В комнате коммунальной квартиры чувствуешь себя человеком, бесцеремонно ворвавшимся в чужую жизнь. Мир семьи, сосредоточенный на нескольких квадратных метрах, предстает предельно обнаженным. В этой комнате все было очень бродское, начиная с острого, все собою пропитавшего запаха. Казалось, запах этот жил своей собственной, не зависимой от обитателей комнаты жизнью; он не был дурным, но резким, с женским привкусом. Теплый уголок в холодной стране; место, где спали и ели, ели хорошо и плотно, но редко проветривали. Так что ничего душераздирающего в духе неореализма, как я ожидала: никаких криков, никаких сцен. Только тихое “скорей, скорей” у дверей квартиры, чтобы мое появление не привлекло внимание соседей. И такая же сдержанная, скрытая боль: потому что те, кто выгнал из страны их сына, могли продолжить преследования, могли сделать еще больнее.

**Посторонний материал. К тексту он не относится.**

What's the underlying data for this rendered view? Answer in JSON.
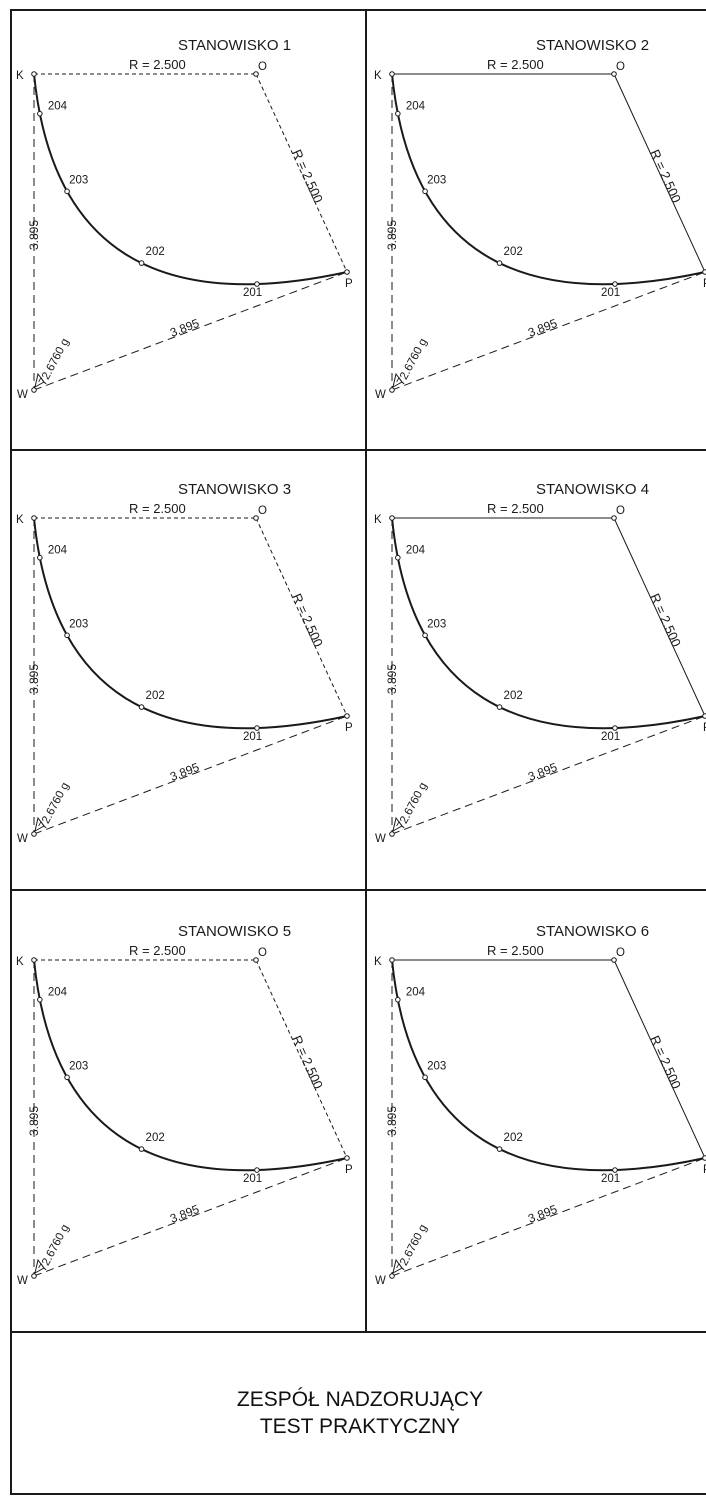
{
  "stations": [
    {
      "title": "STANOWISKO 1",
      "style": "dashed"
    },
    {
      "title": "STANOWISKO 2",
      "style": "solid"
    },
    {
      "title": "STANOWISKO 3",
      "style": "dashed"
    },
    {
      "title": "STANOWISKO 4",
      "style": "solid"
    },
    {
      "title": "STANOWISKO 5",
      "style": "dashed"
    },
    {
      "title": "STANOWISKO 6",
      "style": "solid"
    }
  ],
  "labels": {
    "radius": "R = 2.500",
    "chord": "3.895",
    "side": "3.895",
    "angle": "72.6760 g",
    "point_k": "K",
    "point_o": "O",
    "point_p": "P",
    "point_w": "W",
    "point_201": "201",
    "point_202": "202",
    "point_203": "203",
    "point_204": "204"
  },
  "footer": {
    "line1": "ZESPÓŁ NADZORUJĄCY",
    "line2": "TEST PRAKTYCZNY"
  },
  "colors": {
    "line": "#1a1a1a",
    "background": "#ffffff"
  }
}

Вскоре вошла Мария Моисеевна, невысокая полная дама в очках, с большим бюстом и узкими, немного покатыми плечами, с крупной головой и выпуклым лбом. Передвигалась она тяжело, чуть раскачиваясь; прямые волосы апельсинового цвета были коротко пострижены; ее лицо — воплощение античной красоты — было покрыто тонкой, как у ранета, сеточкой морщин; красная родинка в форме сердца повторяла рисунок губ, зрительно увеличивая размер верхней губы — очень тонкой в сравнении с нижней.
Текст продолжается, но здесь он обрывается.